Leonardo Angiulo: What you need to know about restraining orders
Monday, August 06, 2012
Chapter 209A of the Massachusetts General Laws is designed to provide protective orders from the court in exactly these types of situations. The various sections of this chapter define the applicable terms and the process by which a person gets a restraining order. These same sections also define what standards the issuing court is to consider and exactly what evidence must be present to justify the issuance of an order of protection.
The first step, of course, is for a person who believes they are suffering from abuse by a family or household member to come forward. Doing so is as simple as contacting your local police department or district court and applying for a restraining order. Choosing between the two depends on when you apply. If it is between the hours of 8:30am and 4:30pm then the court house is open and that is where an applicant can go. If, however, it’s late or the weekend or a person otherwise needs emergency help they should contact the police.
Required Elements of a Restraining Order
No matter where a person goes to start the process, the restraining order application requires certain fundamental elements. The applicant makes an affidavit in support that identifies the target of the restraining order, the nature of the relationship between the parties, as well as what has happened. The reviewing member of the judiciary then determines whether the necessary elements are present in the application and decides whether, or not, to issue an order. The Commonwealth has established a system by which judges make themselves available outside court hours to review these petitions and can be reached by law enforcement on both nights and weekends for this purpose.
The terms of Chapter 209A are designed to legally restrict the interaction between two people. Importantly, the nature of the relationship between those people is central to whether a restraining order can be issued. In order to be considered family these people could be, now or in the past, related by blood or marriage. In order to be a household member, just as you might have guessed, they must reside or have previously resided in the same household. Couples who have a child in common, or have or were in a substantive dating or engagement relationship are also within the scope of Chapter 209A.

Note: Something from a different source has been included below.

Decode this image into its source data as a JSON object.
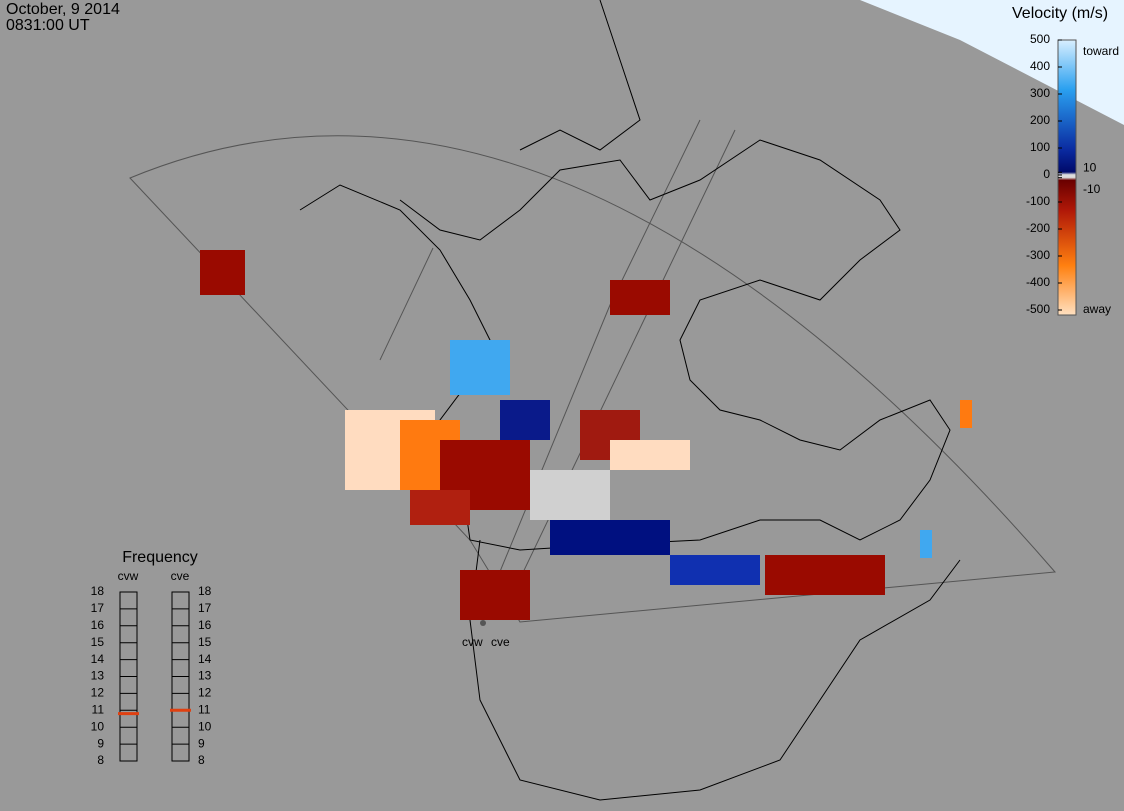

The affidavit discussed previously also must include evidence supporting a finding of abuse. Just like every legal analysis, this term is specifically defined by the statute and may not mean what you think it does. A person does not have to wait until they get hurt to file for a restraining order. In this context, abuse is defined broadly. In the affidavit, the applicant can show an attempt to cause or actually causing physical harm to meet the standards. In addition, Massachusetts General Laws c. 209A, sec. 1 deems abuse to be placing another in fear of imminent serious physical harm or causing another to engage involuntarily in sexual relations by force, threat or duress. No matter what the behavior offered in support of the application is the affidavit will be measured against the definitions by the fact finder before any order is issued.

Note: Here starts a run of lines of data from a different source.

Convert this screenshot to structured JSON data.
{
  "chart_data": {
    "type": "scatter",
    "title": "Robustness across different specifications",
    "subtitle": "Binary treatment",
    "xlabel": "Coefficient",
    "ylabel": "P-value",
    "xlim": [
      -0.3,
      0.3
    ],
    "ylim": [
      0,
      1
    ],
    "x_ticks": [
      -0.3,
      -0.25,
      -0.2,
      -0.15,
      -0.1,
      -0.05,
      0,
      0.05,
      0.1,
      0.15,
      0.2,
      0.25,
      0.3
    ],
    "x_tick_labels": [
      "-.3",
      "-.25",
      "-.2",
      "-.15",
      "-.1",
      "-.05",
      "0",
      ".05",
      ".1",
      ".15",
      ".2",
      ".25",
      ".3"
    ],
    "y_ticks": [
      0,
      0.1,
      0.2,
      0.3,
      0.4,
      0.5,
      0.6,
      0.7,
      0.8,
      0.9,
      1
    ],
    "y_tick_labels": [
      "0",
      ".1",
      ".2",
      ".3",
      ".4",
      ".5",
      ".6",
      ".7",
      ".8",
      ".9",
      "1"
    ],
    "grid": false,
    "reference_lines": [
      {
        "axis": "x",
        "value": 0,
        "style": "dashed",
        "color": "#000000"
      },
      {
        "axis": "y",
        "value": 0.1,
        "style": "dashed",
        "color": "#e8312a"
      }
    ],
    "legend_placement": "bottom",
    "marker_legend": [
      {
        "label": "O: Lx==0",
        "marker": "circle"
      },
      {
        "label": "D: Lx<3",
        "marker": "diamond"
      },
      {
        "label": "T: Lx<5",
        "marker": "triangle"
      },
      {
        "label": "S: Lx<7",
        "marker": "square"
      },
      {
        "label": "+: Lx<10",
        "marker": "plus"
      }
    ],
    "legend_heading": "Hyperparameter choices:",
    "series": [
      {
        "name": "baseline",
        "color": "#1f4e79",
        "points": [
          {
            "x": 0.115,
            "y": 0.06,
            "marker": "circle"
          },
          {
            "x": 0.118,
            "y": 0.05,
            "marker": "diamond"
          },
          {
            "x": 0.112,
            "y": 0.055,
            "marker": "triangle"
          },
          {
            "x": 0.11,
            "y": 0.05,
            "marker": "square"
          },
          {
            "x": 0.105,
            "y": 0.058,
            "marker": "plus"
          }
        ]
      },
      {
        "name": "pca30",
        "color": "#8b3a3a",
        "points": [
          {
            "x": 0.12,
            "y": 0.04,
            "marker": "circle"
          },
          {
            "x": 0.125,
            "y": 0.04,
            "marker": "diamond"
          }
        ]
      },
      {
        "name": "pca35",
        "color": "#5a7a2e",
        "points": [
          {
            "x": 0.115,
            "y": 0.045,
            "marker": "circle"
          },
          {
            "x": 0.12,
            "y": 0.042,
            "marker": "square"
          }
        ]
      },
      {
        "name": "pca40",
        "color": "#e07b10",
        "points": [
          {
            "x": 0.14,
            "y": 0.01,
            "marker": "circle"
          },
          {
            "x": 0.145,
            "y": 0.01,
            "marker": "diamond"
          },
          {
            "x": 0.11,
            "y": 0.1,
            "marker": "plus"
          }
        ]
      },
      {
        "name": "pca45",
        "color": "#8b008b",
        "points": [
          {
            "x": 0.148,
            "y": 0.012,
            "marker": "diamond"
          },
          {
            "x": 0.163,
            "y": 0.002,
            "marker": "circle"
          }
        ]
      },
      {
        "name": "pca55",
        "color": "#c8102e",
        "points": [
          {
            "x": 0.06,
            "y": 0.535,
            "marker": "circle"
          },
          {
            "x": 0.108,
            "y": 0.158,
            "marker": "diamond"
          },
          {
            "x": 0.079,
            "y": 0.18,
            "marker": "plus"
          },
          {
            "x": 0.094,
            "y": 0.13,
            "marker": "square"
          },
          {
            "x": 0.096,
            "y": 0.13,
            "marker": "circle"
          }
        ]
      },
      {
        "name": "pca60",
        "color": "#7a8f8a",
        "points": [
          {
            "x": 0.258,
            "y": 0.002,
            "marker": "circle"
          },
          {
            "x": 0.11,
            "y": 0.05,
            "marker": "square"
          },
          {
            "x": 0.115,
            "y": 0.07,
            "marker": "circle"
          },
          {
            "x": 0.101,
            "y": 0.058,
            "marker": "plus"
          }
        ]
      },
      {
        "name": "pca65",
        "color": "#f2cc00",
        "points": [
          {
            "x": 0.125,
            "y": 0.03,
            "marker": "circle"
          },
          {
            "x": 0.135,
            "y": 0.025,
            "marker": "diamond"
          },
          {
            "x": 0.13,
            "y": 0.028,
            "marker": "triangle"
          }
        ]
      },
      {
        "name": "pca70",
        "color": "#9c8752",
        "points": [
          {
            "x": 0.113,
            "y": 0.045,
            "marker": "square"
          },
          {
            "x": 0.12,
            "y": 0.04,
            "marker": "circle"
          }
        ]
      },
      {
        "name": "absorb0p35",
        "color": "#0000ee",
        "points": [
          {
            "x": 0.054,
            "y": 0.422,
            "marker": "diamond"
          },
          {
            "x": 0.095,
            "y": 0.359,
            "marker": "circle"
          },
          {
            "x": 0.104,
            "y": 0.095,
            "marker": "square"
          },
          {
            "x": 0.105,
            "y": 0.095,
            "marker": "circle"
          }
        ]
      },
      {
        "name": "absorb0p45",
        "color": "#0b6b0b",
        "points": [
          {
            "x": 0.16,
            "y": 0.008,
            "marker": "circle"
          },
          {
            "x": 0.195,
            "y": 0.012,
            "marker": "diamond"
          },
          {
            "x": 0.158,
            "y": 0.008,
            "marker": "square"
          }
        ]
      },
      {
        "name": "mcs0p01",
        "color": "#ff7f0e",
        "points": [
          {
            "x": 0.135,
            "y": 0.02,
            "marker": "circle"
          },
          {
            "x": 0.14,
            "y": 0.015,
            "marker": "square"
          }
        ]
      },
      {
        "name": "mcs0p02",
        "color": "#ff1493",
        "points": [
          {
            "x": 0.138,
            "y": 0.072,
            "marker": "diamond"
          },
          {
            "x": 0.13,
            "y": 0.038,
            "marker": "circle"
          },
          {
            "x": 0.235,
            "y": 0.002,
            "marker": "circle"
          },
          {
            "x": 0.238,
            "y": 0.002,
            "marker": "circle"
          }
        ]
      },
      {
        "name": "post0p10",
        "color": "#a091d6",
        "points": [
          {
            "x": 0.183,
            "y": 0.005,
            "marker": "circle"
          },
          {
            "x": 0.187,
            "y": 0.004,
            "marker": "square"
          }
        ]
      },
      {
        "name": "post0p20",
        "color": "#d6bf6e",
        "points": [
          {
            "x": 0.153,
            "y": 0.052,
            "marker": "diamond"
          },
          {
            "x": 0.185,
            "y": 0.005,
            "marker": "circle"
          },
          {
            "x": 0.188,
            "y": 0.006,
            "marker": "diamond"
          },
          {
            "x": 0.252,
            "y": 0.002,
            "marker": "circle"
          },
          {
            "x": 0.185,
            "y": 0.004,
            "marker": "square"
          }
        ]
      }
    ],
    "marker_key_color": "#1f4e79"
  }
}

What you may have noticed is that the initial stage of issuing a restraining order is very one sided. What has not been included in this article is how restraining orders are challenged and when a person subject to the restraining order gets their day in court. Of course, whether due process is served over time does not change the fact that there are some people who need emergency restraining orders. The legislature has created this process to make protection available at all hours.